DURHAM, N.C. -- Scientists say they have assembled more completely the string of genetic letters that could control how well parrots learn to imitate their owners and other sounds.
The research team unraveled the specific regions of the parrots' genome using a new technology, single molecule sequencing, and fixing its flaws with data from older DNA-decoding devices. The team also decoded hard-to-sequence genetic material from corn and bacteria as proof of their new sequencing approach.
The results of the study appeared online July 1 in the journal Nature Biotechnology.
Single molecule sequencing "got a lot of hype last year" because it generates long sequencing reads, "supposedly making it easier to assemble complex parts of the genome," said Duke University neurobiologist Erich Jarvis, a co-author of the study. He is interested in the sequences that regulate parrots' imitation abilities because they could give neuroscientists information about the gene regions that control speech development in humans.
Jarvis began his project with collaborators by trying to piece together the genome regions with what are known as next-generation sequencers, which read chunks of 100 to 400 DNA base pairs at a time and then take a few days to assemble them into a draft genome. After doing the sequencing, the scientists discovered that the read lengths were not long enough to assemble the regulatory regions of some of the genes that control brain circuits for vocal learning.
University of Maryland computational biologists Adam Phillippy and Sergey Koren -- experts at assembling genomes -- heard about Jarvis's sequencing struggles at a conference and approached him with a possible solution of modifying the algorithms that order the DNA base pairs. But the fix was still not sufficient.
Last year, 1000 base-pair reads by Roch 454 became available, as did the single molecule sequencer by Pacific Biosciences. The Pacbio technology generates strands of 2,250 to 23,000 base pairs at a time and can draft an entire genome in about a day.
Jarvis and others thought the new technologies would solve the genome-sequencing challenges. Through a competition, called the Assemblathon, the scientists discovered that the Pacbio machine had trouble accurately decoding complex regions of the parrot, Melopsittacus undulates, genome.
The machine had a high error rate, generating the wrong genetic letter at every fifth or sixth spot in a string of DNA. The mistakes made it nearly impossible to create a genome assembly with the very long reads, Jarvis said.

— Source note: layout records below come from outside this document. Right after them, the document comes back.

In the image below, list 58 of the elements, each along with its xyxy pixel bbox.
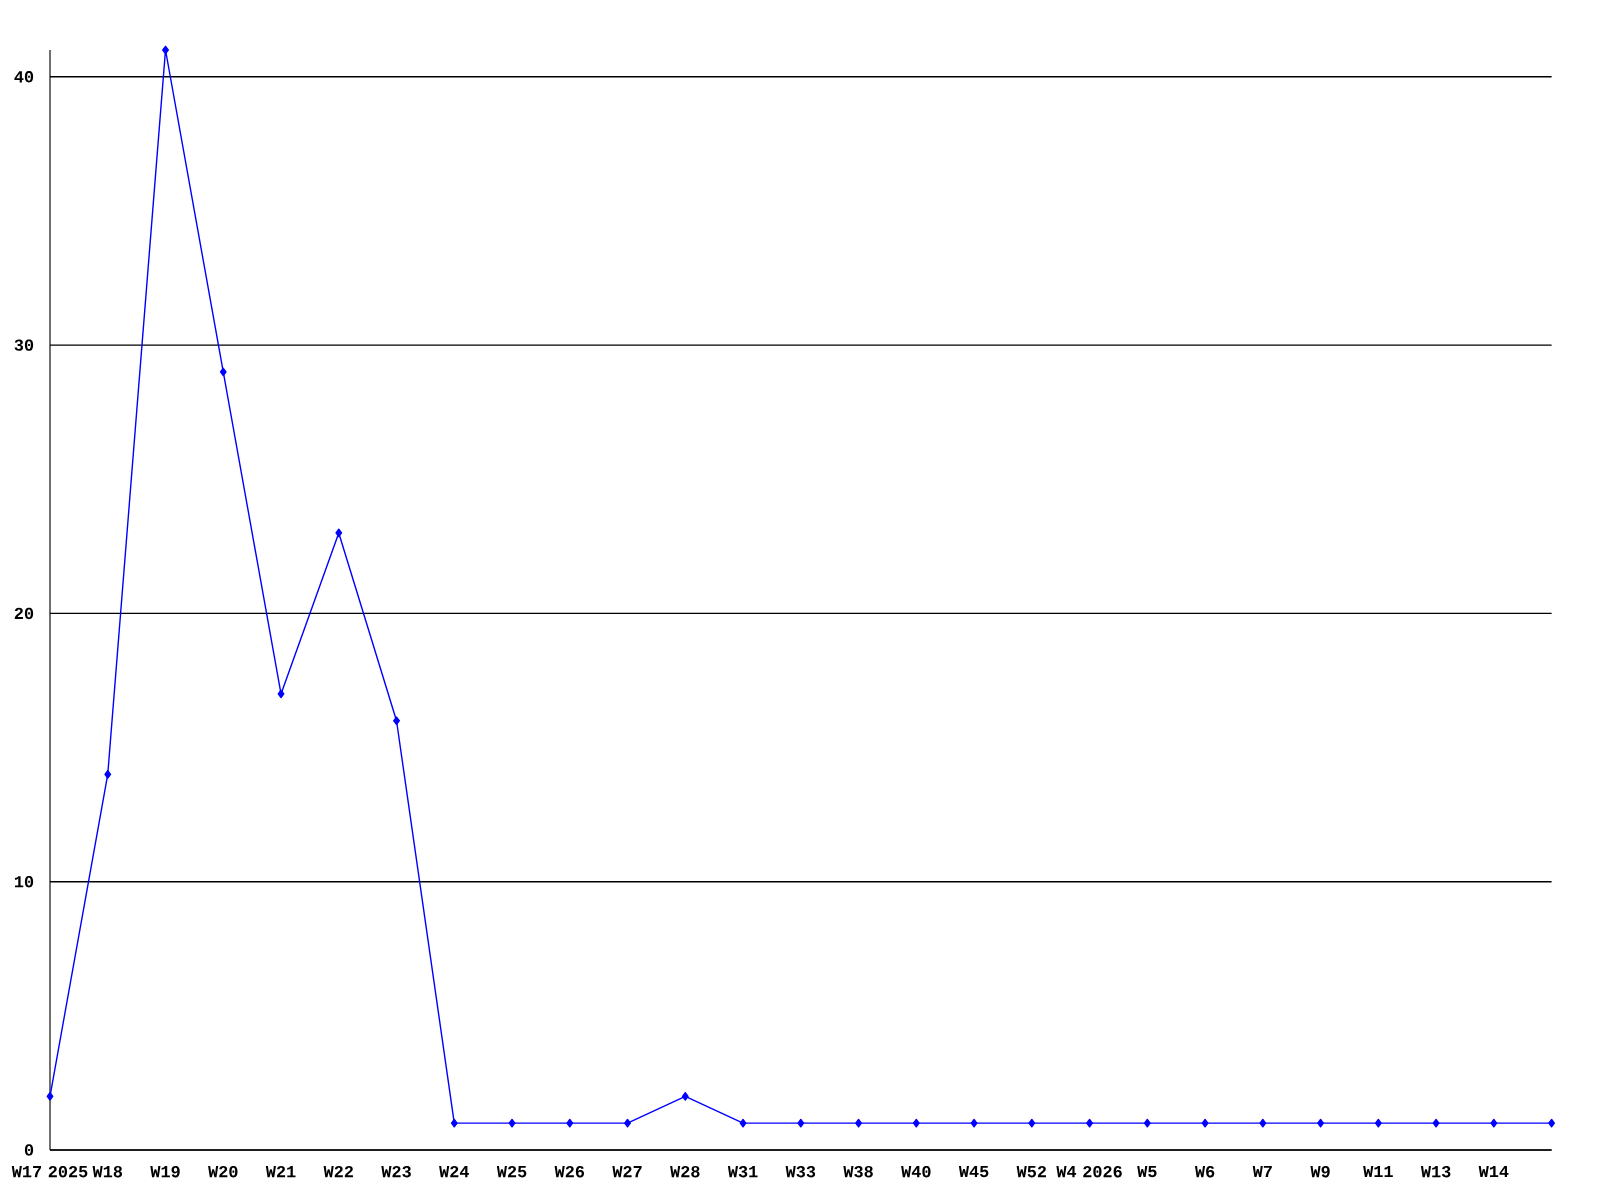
- x-tick-label: W38: [843, 1165, 873, 1178]
- x-tick-label: W14: [1478, 1165, 1509, 1178]
- y-tick-label: 0: [24, 1144, 34, 1156]
- point: [739, 1118, 747, 1128]
- x-tick-label: W45: [958, 1165, 989, 1178]
- point: [797, 1118, 805, 1128]
- x-tick-label: W17 2025: [11, 1165, 88, 1178]
- x-tick-label: W33: [785, 1165, 816, 1178]
- point: [508, 1118, 516, 1128]
- point: [1028, 1118, 1036, 1128]
- x-tick-label: W6: [1194, 1165, 1215, 1178]
- point: [393, 716, 400, 726]
- point: [1259, 1118, 1267, 1128]
- x-tick-label: W40: [901, 1165, 931, 1178]
- x-tick-label: W22: [323, 1165, 353, 1178]
- x-tick-label: W28: [670, 1165, 700, 1178]
- x-tick-label: W26: [554, 1165, 585, 1178]
- x-tick-label: W13: [1420, 1165, 1451, 1178]
- point: [1374, 1118, 1382, 1128]
- point: [624, 1118, 631, 1128]
- point: [1317, 1118, 1325, 1128]
- x-tick-label: W11: [1363, 1165, 1393, 1178]
- point: [162, 45, 169, 55]
- point: [219, 367, 227, 377]
- x-tick-label: W23: [381, 1165, 411, 1178]
- point: [335, 528, 343, 538]
- x-tick-label: W21: [265, 1165, 296, 1178]
- point: [1201, 1118, 1209, 1128]
- point: [277, 689, 285, 699]
- x-tick-label: W25: [496, 1165, 527, 1178]
- point: [104, 770, 112, 779]
- x-tick-label: W20: [208, 1165, 238, 1178]
- point: [46, 1091, 54, 1101]
- point: [970, 1118, 978, 1128]
- y-tick-label: 10: [14, 875, 34, 888]
- x-tick-label: W31: [727, 1165, 758, 1178]
- x-tick-label: W24: [439, 1165, 469, 1178]
- point: [566, 1118, 574, 1128]
- y-tick-label: 40: [14, 71, 34, 83]
- x-tick-label: W4 2026: [1056, 1165, 1122, 1178]
- point: [1086, 1118, 1094, 1128]
- x-tick-label: W7: [1252, 1165, 1272, 1178]
- x-tick-label: W9: [1310, 1165, 1330, 1178]
- x-tick-label: W18: [92, 1165, 123, 1178]
- point: [681, 1091, 689, 1101]
- point: [1490, 1118, 1498, 1128]
- y-tick-label: 20: [14, 607, 34, 620]
- point: [855, 1118, 862, 1128]
- x-tick-label: W5: [1137, 1165, 1157, 1178]
- point: [912, 1118, 920, 1128]
- point: [450, 1118, 458, 1128]
- point: [1143, 1118, 1151, 1128]
- point: [1548, 1118, 1556, 1128]
- point: [1432, 1118, 1440, 1128]
- x-tick-label: W52: [1016, 1165, 1047, 1178]
- y-tick-label: 30: [14, 339, 34, 351]
- x-tick-label: W19: [150, 1165, 180, 1178]
- x-tick-label: W27: [612, 1165, 642, 1178]
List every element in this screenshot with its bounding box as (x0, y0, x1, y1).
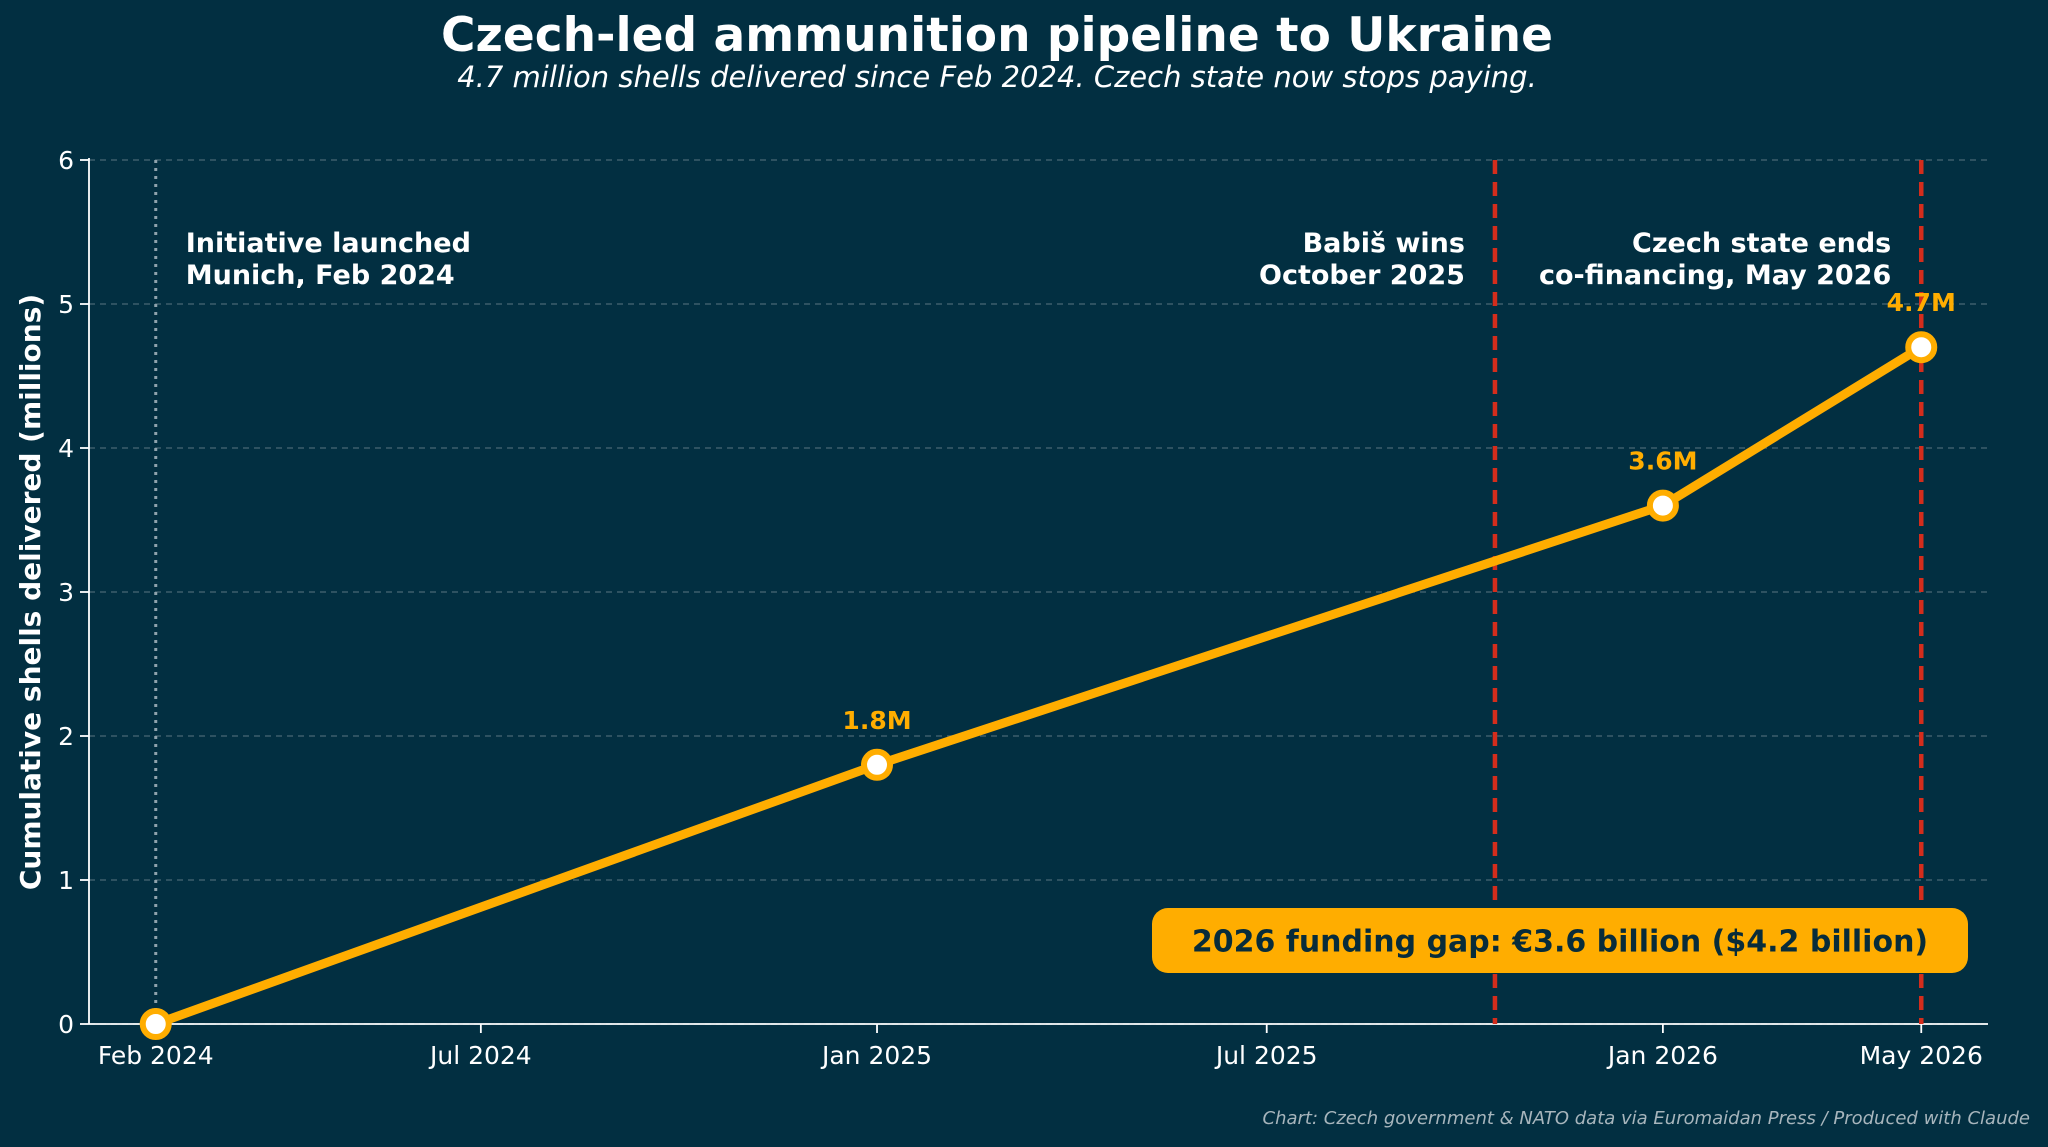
x-tick-label: Jan 2026 (1606, 1041, 1718, 1070)
x-tick-label: Jul 2024 (428, 1041, 532, 1070)
y-tick-label: 6 (58, 146, 74, 175)
data-point-marker (1905, 331, 1938, 364)
x-tick-label: Feb 2024 (98, 1041, 214, 1070)
event-annotation: Babiš wins (1303, 228, 1465, 259)
callout-text: 2026 funding gap: €3.6 billion ($4.2 bil… (1192, 925, 1928, 960)
data-label: 3.6M (1628, 447, 1697, 476)
y-tick-label: 2 (58, 722, 74, 751)
series-line (151, 342, 1926, 1029)
event-annotation: October 2025 (1259, 260, 1465, 291)
chart-subtitle: 4.7 million shells delivered since Feb 2… (457, 60, 1537, 94)
callout-box (1152, 908, 1968, 973)
chart-title: Czech-led ammunition pipeline to Ukraine (440, 8, 1553, 63)
event-annotation: Munich, Feb 2024 (186, 260, 455, 291)
source-note: Chart: Czech government & NATO data via … (1262, 1108, 2031, 1129)
y-tick-label: 0 (58, 1010, 74, 1039)
y-tick-label: 4 (58, 434, 74, 463)
y-tick-label: 1 (58, 866, 74, 895)
funding-gap-callout: 2026 funding gap: €3.6 billion ($4.2 bil… (1152, 908, 1968, 973)
x-tick-label: Jul 2025 (1214, 1041, 1318, 1070)
data-label: 4.7M (1887, 288, 1956, 317)
x-tick-label: Jan 2025 (820, 1041, 932, 1070)
data-label: 1.8M (842, 706, 911, 735)
x-tick-label: May 2026 (1860, 1041, 1983, 1070)
event-annotation: co-financing, May 2026 (1539, 260, 1891, 291)
data-point-marker (1646, 489, 1679, 522)
data-point-marker (139, 1008, 172, 1040)
y-axis-label: Cumulative shells delivered (millions) (14, 294, 47, 890)
y-tick-label: 5 (58, 290, 74, 319)
event-annotation: Initiative launched (186, 228, 471, 259)
data-point-marker (861, 748, 894, 781)
event-annotation: Czech state ends (1632, 228, 1891, 259)
y-tick-label: 3 (58, 578, 74, 607)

But with a team, including scientists from the DOE Genome Science Institute and Cold Spring Harbor in New York, Phillippy, Koren and Jarvis corrected the Pacbio sequencer's errors using shorter, more accurate codes from the next-generation devices. The fix reduces the single-molecule, or third-generation, sequencing machine's error rate from 15 percent to less than one-tenth of one percent.
"Finally we have been able to assemble the regulatory regions of genes, such as FoxP2 and egr1, that are of interest to us and others in vocal learning behavior," Jarvis said.
He explained that FoxP2 is a gene required for speech development in humans and vocal learning in birds that learn to imitate sounds, like songbirds and parrots. Erg1 is a gene that controls the brain's ability to reorganize itself based on new experiences.
By being able to decode and organize the DNA that regulates these regions, neuroscientists may be able to better understand what genetic mechanism causes birds to imitate and sing well. They may also be able to collect more information about genetic factors that affect a person's ability to learn how to communicate well and to speak, Jarvis said. He and his team plan to describe the biology of the parrot's genetic code they sequenced in more detail in an upcoming paper.
Jarvis added that as more scientists use the hybrid sequencing approach, they could possibly decode complex, elusive genes linked to how cancer cells develop and to the sequences that control other brain functions.
Citation: Hybrid error correction and de novo assembly of single-molecule sequencing reads. Koren. S., et. al. Nature Biotechnology. Published online July 1, 2012. DOI: 10.1038/nbt.2280.